Zinc transport by the heart lymphatic system after acute myocardial infarction.


Open-chest dog preparations were used to determine divalent cation transport following acute myocardial infarction. Cardiac lymph flow, lymph and plasma protein, zinc, calcium, and magnesium content and hemodynamic measurements were recorded every 20 min before and after coronary artery occlusion in sham operated (N = 4), infarcted (N = 6), and lymph-ablated animals (N = 4).

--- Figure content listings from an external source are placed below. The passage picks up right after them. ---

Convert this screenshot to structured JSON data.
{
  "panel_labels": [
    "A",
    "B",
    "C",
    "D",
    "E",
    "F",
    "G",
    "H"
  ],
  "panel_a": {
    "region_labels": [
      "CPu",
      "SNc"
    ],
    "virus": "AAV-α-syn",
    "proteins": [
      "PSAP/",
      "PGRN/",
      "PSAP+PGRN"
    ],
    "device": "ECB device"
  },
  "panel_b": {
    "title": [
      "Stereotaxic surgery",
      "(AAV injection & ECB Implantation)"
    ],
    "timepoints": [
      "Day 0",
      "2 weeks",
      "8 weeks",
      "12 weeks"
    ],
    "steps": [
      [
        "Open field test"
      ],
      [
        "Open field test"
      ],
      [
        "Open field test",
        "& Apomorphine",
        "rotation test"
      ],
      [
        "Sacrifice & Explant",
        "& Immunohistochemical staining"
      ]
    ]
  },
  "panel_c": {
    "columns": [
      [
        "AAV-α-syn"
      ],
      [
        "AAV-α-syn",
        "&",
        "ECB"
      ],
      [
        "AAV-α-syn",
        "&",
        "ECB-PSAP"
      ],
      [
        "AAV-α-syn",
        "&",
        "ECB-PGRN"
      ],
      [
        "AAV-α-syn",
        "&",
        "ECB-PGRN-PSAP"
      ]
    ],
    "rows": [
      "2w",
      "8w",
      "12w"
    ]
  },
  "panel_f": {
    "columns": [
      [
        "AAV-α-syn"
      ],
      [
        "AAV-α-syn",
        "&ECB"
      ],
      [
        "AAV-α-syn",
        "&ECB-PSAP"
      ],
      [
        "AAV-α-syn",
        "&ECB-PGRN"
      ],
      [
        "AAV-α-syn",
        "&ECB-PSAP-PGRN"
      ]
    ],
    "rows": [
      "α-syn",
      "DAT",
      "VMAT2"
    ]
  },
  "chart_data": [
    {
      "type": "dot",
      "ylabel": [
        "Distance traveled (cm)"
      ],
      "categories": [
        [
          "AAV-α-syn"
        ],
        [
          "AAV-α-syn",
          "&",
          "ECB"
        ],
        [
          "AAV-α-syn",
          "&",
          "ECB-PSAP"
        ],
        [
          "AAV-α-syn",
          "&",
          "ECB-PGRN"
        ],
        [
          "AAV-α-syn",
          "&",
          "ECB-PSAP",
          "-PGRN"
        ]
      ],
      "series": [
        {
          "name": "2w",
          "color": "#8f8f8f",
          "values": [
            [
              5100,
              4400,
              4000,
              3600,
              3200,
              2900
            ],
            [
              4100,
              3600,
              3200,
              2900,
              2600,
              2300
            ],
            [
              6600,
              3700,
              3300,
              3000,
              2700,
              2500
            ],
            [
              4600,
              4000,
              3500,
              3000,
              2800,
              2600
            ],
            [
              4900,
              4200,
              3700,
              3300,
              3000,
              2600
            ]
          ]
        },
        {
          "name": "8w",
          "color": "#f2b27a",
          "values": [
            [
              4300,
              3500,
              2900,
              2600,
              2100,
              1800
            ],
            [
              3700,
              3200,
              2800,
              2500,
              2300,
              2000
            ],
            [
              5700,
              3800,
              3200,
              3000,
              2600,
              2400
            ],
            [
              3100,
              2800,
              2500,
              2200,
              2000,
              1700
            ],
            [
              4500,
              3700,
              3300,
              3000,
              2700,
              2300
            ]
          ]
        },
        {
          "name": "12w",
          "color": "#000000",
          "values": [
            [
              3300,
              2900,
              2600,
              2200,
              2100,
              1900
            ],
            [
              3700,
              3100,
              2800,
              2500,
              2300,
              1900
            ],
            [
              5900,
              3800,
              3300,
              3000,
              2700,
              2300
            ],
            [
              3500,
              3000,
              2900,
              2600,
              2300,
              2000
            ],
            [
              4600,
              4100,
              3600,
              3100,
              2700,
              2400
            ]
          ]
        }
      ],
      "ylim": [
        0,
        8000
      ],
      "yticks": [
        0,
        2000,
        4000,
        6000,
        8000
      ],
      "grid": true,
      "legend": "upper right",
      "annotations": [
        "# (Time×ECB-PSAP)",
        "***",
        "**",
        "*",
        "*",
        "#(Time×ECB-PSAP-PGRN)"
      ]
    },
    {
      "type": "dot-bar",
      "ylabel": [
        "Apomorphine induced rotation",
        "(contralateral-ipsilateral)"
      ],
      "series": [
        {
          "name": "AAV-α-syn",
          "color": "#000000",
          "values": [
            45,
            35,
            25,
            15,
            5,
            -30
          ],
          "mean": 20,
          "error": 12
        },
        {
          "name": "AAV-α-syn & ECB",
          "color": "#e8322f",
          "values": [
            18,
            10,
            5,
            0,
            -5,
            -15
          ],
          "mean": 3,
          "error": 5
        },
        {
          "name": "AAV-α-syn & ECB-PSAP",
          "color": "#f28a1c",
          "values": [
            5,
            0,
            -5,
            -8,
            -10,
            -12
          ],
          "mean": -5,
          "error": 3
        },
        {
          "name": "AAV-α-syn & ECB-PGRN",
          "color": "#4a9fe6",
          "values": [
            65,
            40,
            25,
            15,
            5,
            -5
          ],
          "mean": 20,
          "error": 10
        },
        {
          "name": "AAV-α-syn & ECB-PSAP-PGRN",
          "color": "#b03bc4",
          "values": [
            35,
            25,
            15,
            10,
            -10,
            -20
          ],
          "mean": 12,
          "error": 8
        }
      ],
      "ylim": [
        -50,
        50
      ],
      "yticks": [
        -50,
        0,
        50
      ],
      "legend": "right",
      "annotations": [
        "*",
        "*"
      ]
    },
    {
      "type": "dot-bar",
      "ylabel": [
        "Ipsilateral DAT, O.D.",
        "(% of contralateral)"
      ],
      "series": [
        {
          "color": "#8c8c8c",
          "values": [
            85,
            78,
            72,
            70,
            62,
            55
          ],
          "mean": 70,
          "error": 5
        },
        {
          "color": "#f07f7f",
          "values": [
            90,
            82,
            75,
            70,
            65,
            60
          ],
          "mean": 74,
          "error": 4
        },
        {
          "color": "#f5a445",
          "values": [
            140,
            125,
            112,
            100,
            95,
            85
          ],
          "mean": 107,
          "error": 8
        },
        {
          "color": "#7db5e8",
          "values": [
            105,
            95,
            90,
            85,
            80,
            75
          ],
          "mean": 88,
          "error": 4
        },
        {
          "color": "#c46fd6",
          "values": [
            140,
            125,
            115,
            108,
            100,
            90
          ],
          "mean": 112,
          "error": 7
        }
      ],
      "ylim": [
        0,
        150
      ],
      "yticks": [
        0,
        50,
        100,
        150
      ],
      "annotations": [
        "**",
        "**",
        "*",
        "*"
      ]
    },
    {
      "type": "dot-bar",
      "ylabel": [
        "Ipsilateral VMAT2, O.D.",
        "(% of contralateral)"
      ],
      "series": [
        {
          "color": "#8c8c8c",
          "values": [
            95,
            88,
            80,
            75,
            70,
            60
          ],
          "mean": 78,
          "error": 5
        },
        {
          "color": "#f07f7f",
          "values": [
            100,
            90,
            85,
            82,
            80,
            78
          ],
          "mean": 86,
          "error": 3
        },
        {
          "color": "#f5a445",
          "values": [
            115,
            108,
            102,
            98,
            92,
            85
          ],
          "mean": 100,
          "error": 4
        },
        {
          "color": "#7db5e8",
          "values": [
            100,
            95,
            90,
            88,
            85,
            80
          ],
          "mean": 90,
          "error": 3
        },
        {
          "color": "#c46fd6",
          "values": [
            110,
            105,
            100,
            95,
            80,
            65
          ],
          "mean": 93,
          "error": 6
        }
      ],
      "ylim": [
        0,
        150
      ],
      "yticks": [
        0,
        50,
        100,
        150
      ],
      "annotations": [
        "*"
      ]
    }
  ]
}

During the 4-hr occlusion period, with constant blood pressure, lymph flow increased from 1.53 +/- 0.25 to 2.15 +/- 0.44 mg/hr (SEM), P less than 0.01. Zinc decreased in plasma from 0.69 +/- 0.10 to 0.41 +/- 0.08 micrograms/ml, P less than 0.01, and in lymph from 0.69 +/- 0.08 to 0.40 +/- 0.02 micrograms/ml, P less than 0.01. Zinc to protein ratio decreased similarly to total zinc in plasma and lymph. Changes in calcium and magnesium were insignificant. Lymph to plasma concentration ratios increased for protein from 0.57 +/- 0.05 to 0.62 +/- 0.02, P less than 0.05, and for zinc from 1.10 +/- 0.26 to 1.21 +/- 0.14, P less than 0.05. Heart lymph clearance (lymph:plasma ratio X lymph flow) steadily rose for protein from 0.31 to 0.06 to 0.50 +/- 0.08, P less than 0.05, and for zinc from 0.59 +/- 0.18 to 0.92 +/- 0.15, P less than 0.05. Lymph and plasma measurements did not change significantly in sham-operated animals. Plasma zinc remained unchanged from baseline after coronary occlusion in all lymph-ablated animals. The increased clearance of protein and zinc suggests that plasma proteins are zinc carriers after acute myocardial infarction and that the reduction of plasma zinc is dependent upon an intact cardiac lymphatic circulation.